Regulation Number and Section

§ 880.5130 Infant radiant warmer.

(a)
Identification. The infant radiant warmer is a device consisting of an infrared heating element intended to be placed over an infant to maintain the infant's body temperature by means of radiant heat. The device may also contain a temperature monitoring sensor, a heat output control mechanism, and an alarm system (infant temperature, manual mode if present, and failure alarms) to alert operators of a temperature condition over or under the set temperature, manual mode time limits, and device component failure, respectively. The device may be placed over a pediatric hospital bed or it may be built into the bed as a complete unit.(b)

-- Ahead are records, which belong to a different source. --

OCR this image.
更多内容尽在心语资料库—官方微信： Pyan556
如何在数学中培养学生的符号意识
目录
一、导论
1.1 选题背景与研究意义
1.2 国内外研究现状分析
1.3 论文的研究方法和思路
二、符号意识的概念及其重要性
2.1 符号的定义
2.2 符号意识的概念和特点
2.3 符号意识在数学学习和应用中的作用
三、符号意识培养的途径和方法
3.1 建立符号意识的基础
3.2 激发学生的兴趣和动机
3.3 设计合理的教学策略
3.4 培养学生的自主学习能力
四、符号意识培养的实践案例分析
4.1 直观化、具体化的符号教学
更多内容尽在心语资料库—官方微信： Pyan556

Classification. Class II (Special Controls):(1) The Association for the Advancement of Medical Instrumentation (AAMI) Voluntary Standard for the Infant Radiant Warmer;
(2) A prescription statement in accordance with § 801.109 of this chapter (restricted to use by or upon the order of qualified practitioners as determined by the States); and
(3) Labeling for use only in health care facilities and only by persons with specific training and experience in the use of the device.